In contrast, the trends involving Singapore and the United Arab Emirates (UAE) have been particularly noteworthy and indicative of shifting dynamics.

Singapore continued to be a significant participant in CFIUS filings, but at a much lower rate than the previous year. In 2022, Singapore accounted for more distinct transactions filed as notices than any other country, with an unadjusted count of 40 reported notices. This number dropped to 19 in 2023, with some portion of the reported transaction count in each year likely tied to withdraw/refiles.

The UAE experienced a significant increase in CFIUS filings, coupled with heightened scrutiny. Notices involving UAE investors jumped from zero in 2021, to 11 in 2022, and further to 22 in 2023.

In the case of both Singapore and the UAE, the fluctuations could be driven by rates of investment, increased willingness to invest in more sensitive targets, risk-tolerance of the investors for proceeding without a CIFUS filing, and other geopolitical considerations.

Transactions with DOJ as co-lead face higher risks of withdrawal/refiling and mitigation

Transactions where DOJ serves as a co-lead agency have been disproportionately more likely to be withdrawn, refiled, or subjected to mitigation measures. According to DOJ’s FY 2025 budget request, in FY 2023 (October 1, 2022-September 30, 2023), DOJ led approximately 16 percent of cases in which a joint voluntary notice was filed, with CFIUS. Notably, these cases resulted in prohibition, abandonment, or mitigation based on national security risks roughly 82 percent of the time—a significant increase from 40 percent in FY 2022.

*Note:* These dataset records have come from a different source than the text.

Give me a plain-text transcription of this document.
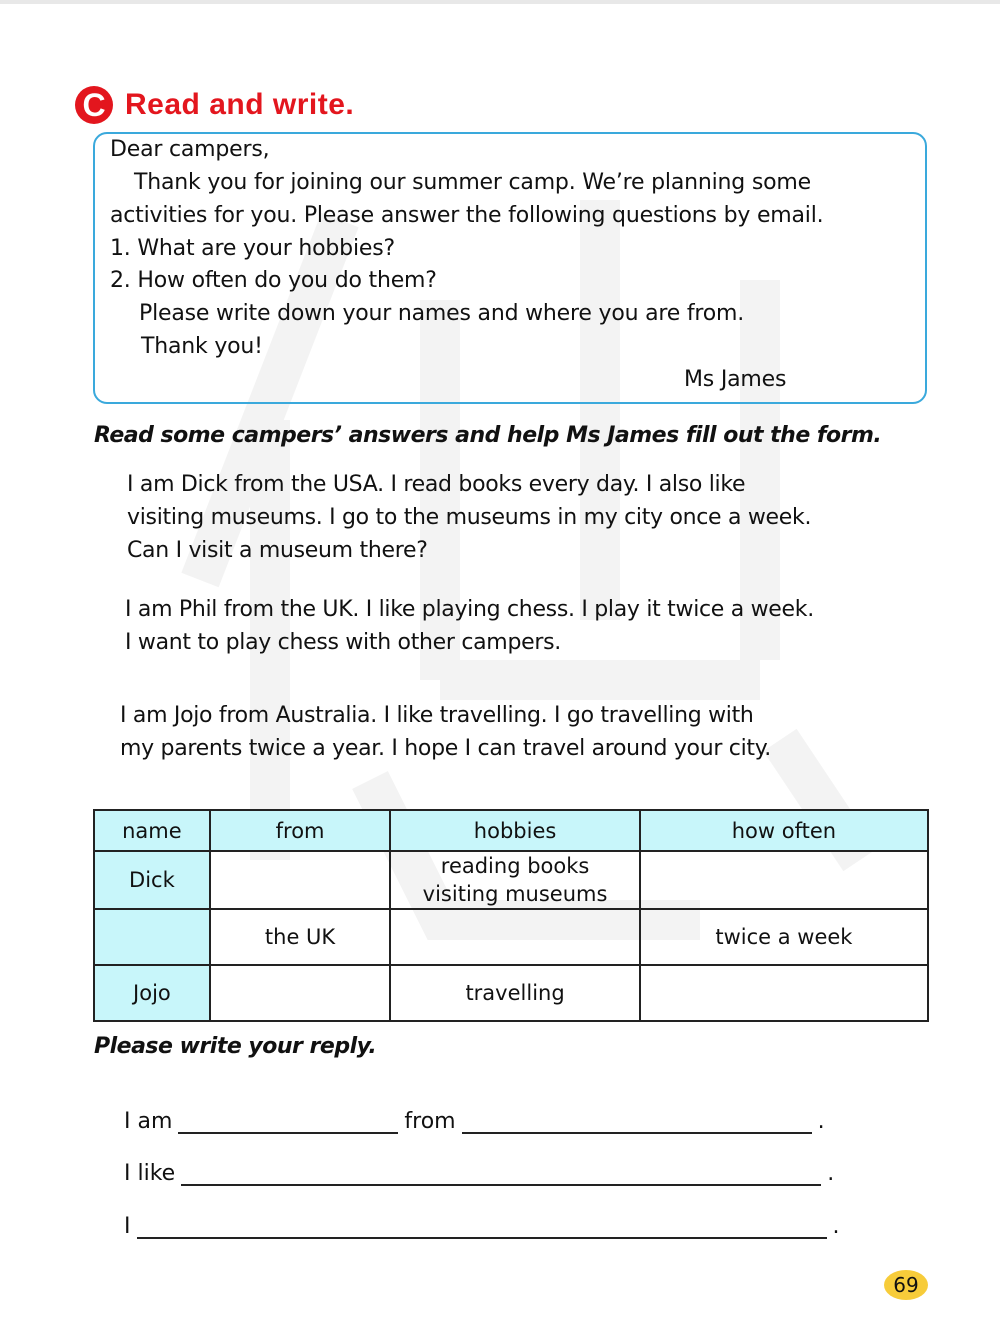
C Read and write.
Dear campers,
Thank you for joining our summer camp. We’re planning some
activities for you. Please answer the following questions by email.
1. What are your hobbies?
2. How often do you do them?
Please write down your names and where you are from.
Thank you!
Ms James
Read some campers’ answers and help Ms James fill out the form.
I am Dick from the USA. I read books every day. I also like
visiting museums. I go to the museums in my city once a week.
Can I visit a museum there?
I am Phil from the UK. I like playing chess. I play it twice a week.
I want to play chess with other campers.
I am Jojo from Australia. I like travelling. I go travelling with
my parents twice a year. I hope I can travel around your city.
name	from	hobbies	how often
Dick		reading books
visiting museums	

	the UK		twice a week
Jojo		travelling	

Please write your reply.
I am	from	.
I like	.
I	.
69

It's unclear whether these figures are adjusted for withdrawals and refilings; if they are not, the effective percentages could be even higher in reality. Historically, CFIUS mitigates approximately 15 percent of discrete transactions (adjusting for withdraw/refiles). The data from DOJ’s budget request, regardless of these adjustments, demonstrates a significant divergence from CFIUS’s typical trends. This indicates that even transactions involving seemingly benign investors are more likely to be subject to mitigation if DOJ co-leads the review.

Among the DOJ’s equities in the CFIUS review process is data protection. Transactions involving the acquisition of a target that has access to, or collects, or maintains data would be most subject to this risk. However, we will be looking to see whether and how much this DOJ inclination to use CFIUS for general data protection purposes, regardless of investor, continues with the change in administration.

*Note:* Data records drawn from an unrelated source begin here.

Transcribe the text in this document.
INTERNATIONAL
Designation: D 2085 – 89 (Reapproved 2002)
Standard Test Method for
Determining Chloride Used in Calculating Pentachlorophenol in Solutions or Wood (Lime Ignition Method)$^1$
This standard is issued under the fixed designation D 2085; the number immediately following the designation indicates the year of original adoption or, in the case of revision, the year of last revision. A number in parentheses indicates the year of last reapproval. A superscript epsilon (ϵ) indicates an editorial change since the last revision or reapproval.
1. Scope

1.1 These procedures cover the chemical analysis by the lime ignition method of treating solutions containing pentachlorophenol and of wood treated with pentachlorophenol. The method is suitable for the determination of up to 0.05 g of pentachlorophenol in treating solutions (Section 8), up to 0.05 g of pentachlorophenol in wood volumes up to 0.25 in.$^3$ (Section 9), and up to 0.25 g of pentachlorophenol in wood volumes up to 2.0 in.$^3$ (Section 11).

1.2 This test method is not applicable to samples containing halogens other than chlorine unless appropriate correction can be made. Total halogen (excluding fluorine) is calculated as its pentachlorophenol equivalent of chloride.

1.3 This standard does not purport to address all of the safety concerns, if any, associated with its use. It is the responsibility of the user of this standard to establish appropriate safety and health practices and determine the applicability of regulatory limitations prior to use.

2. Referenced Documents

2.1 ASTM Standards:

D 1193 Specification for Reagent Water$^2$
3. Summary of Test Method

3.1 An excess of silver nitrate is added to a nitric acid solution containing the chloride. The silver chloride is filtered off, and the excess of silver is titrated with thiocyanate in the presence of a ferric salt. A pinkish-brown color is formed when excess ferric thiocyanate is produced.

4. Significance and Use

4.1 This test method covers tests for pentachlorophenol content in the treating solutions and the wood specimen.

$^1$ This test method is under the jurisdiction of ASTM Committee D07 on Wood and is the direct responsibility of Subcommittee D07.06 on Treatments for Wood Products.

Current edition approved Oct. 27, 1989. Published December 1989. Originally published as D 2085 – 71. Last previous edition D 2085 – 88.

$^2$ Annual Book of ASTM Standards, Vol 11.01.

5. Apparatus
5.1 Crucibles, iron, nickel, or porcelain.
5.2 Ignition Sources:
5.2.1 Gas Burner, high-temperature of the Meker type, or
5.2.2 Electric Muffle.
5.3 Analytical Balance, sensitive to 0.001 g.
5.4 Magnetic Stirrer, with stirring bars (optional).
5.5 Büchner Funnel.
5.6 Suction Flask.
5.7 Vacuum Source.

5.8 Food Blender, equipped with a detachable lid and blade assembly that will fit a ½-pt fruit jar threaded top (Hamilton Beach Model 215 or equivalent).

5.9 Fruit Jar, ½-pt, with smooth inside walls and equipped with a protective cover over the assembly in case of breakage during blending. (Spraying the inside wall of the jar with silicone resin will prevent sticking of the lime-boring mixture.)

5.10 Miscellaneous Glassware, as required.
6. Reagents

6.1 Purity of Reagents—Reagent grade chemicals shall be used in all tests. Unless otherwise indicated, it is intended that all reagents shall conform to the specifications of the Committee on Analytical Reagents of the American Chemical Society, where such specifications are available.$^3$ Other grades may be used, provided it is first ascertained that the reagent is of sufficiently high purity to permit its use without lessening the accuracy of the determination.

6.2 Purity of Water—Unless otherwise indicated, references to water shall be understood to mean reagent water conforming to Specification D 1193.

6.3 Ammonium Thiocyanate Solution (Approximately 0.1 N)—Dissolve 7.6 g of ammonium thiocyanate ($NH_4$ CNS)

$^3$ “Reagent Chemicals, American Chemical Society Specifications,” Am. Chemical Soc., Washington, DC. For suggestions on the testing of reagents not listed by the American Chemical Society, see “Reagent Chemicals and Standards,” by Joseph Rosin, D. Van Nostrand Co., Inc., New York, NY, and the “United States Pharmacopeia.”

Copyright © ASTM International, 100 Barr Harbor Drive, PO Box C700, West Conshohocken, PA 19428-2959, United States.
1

Increased enforcement, high compliance

Biden Administration political officials in the Treasury Department made enforcement a clear priority, and CFIUS imposed four penalties in 2023 and four in 2024, which is four times the number it has imposed since gaining penalty authority under the Foreign Investment and National Security Act of 2007. CFIUS has also used its subpoena authority for the first time in the past year.

This uptick in enforcement underscores CFIUS's commitment to enforcing compliance and should drive greater attention to adhering to mandatory filing requirements and complying with mitigation agreements.  However, the relatively low number of enforcement actions suggests that most companies are taking their compliance responsibilities seriously. This high rate of compliance indicates that transaction parties are effectively navigating CFIUS's regulations and are committed to upholding national security considerations.

Looking Ahead

As the CFIUS landscape continues to evolve, the heightened scrutiny on non-Chinese investors signals a new era of complexity in cross-border transactions. Companies must proactively assess CFIUS risks early in the deal-making process, anticipate longer review periods, and prepare for potential mitigation requirements. Staying informed about regulatory shifts and understanding CFIUS's expanding focus will be crucial for safeguarding your investments.